In the semi-distant past, patients had no choice but to be awake during surgery. Medical specialists were more valued for their ruthlessness and speed than their know-how. Without an existing way to control pain, both patients and physicians had to endure the terrifying scene of a surgical process. Therefore, finding agents that could ameliorate pain and induce loss of consciousness was a critical task.
While the quest to find these agents dates back to at least 4000 BCE, the term describing a state of temporary loss of awareness was introduced by the physician Oliver Wendell Holmes Sr. only in 1846. He coined the term "anesthesia" from the Greek words; "an" for without and "aisthēsis" for sensation.

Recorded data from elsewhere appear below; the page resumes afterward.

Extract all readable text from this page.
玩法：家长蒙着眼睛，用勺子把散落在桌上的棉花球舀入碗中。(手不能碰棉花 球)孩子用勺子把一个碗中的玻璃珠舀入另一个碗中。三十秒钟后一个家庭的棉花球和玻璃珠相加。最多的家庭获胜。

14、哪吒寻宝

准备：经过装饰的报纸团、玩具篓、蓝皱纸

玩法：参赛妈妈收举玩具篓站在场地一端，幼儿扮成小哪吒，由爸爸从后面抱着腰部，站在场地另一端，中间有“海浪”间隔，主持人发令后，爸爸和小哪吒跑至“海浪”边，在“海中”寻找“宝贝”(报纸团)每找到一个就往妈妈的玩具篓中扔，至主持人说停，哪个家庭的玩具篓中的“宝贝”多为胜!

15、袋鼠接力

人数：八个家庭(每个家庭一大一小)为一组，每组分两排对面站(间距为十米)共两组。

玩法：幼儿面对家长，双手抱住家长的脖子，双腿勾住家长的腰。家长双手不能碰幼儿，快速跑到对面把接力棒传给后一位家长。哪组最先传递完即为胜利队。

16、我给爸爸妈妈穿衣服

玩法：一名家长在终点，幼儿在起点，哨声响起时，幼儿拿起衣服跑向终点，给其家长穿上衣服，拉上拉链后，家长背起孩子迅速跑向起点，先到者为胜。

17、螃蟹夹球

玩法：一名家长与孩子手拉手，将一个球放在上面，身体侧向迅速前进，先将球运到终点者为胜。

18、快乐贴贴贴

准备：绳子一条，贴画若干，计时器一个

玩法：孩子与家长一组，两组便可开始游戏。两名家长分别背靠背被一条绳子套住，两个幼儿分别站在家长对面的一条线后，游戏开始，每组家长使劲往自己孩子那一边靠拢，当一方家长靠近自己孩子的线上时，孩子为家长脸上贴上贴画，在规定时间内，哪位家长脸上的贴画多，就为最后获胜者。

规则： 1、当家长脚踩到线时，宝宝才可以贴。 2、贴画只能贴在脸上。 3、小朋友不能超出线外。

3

Opium, acupuncture, mandrake leaves boiled in wine, coca leaves, and cannabis were all used to perform surgery and relieve pain. In the 1200s, people prepared sponges known as spongia somnifera by soaking a sea sponge in a mix of poppy and mandrake leaf extracts, dried them for storage. When it came time for use, the sponge was re-wetted. This concoction, when moist, could then be applied to patients' nostrils.
While surgical procedures were somewhat possible, there was one caveat. The doses were often inconsistent due to the varying potency of the extracts, and patients often died.
Later, from the 1500s to 1800s, doctors explored volatile agents and gases. Volatile molecules like chloroform and ether — also known as "oil of vitriol" — easily evaporate, producing vapors that could be inhaled. Nitrous oxide — also known as laughing gas — and carbon dioxide were also used as anesthetics but required special equipment for delivery.
It was not until the mid of 20th century that scientists were able to make anesthetic molecules in a flask instead of extracting them from natural sources. The most prominent achievement was sodium thiopental, which was invented by medicinal chemists at Abbott. However, in the late 20th century, it was the resilience of John B. Glen that led to the development of one of the most common anesthetics used nowadays: propofol.
The right formulation
Glen, a veterinary surgeon, helped develop propofol while working at AstraZeneca, then Imperial Chemistry Industries in the UK. "It took us four different formulations and 13 years before we developed a drug that was safe and could be sold on the market," said Glen in an interview after receiving one of the 2018 Albert and Mary Lasker Foundation prizes.
The problem with anesthetics before propofol was that they were either too strong or they presented a delayed recovery after surgery. The most common side effects of synthetic anesthetics such as sodium thiopental were slow breathing, nausea, sleepiness, headaches, cardiac arrhythmia, and the slow recovery of consciousness.
Propofol seemed to have barely any side effects. "I remember knowing it was special when I saw how quickly the animals recovered after they woke up. A whole pen of pigs could be out cold one moment, and then digging into their food the next. We had mice walking on little rods like tightropes, and they regained their balance 3 minutes after waking up from propofol," Glen added, reminiscing on his work running trials with this drug.
For a drug to serve as an anesthetics, an exquisite dual property is necessary. The drug needs to be fat-soluble to get into the brain, but it also needs to be water-soluble to be injected into veins. Propofol was not soluble in water, so it was overlooked initially. But in the 1970s, researchers developed a neat trick to "solubilize" propofol into water by adding of a surfactant, creating a milky emulsion, hence the name "milk of amnesia."
The very first formulation was not successful. One of the ingredients known as cremophor, a component in castor oil, caused unexpected anaphylactic reactions. Glen persisted and a few other formulations were tried but at the fourth time, the right formulation was obtained containing egg lecithin and soybean oil.
Yet, forty years have passed and despite the success of propofol, little is known about how this anesthetic works. However, scientists have made progress toward understanding how propofol behaves at the molecular level.
Finding propofol cellular targets
Propofol's main cellular target is the receptor GABAA in the brain. GABA-type receptors are channels located at the periphery of neurons that act as gates for ions to go in and out after binding of small molecules. When propofol binds to GABAA, the channel opens and negatively-charged ions flood the cell. This event can, in turn, block cell communication.
Propofol can also impact the function of the molecular motors called kinesins. These highly specialized proteins known as the "workhorse of the cell" transport cargo along the periphery of protein filaments called microtubules. Kinesins "walk" using these microtubules as paths to walk along, attached by their heads. These heads are linked together through a short 14-amino-acid peptide chain or "neck linker." This neck connects to the stalk, an elongated region of kinesins that mediate cargo transport. Recent work showed that propofol interferes with kinesins' flexibility by sticking to one of their heads and to the neck linker.
And there are more propofol targets that have not been explored in detail. Among them, voltage-gated channels in neurons, other regions pacemaker channels that induce rhythmic activity in heart and brain cells, and the receptor TRPA1 known to sense pain.
The most important missing information regarding how propofol (and any other anesthetics) act, is precisely how propofol binding to its cellular targets leads to loss of consciousness. So, it might take quite a while before the full spectrum of propofol action can be explained.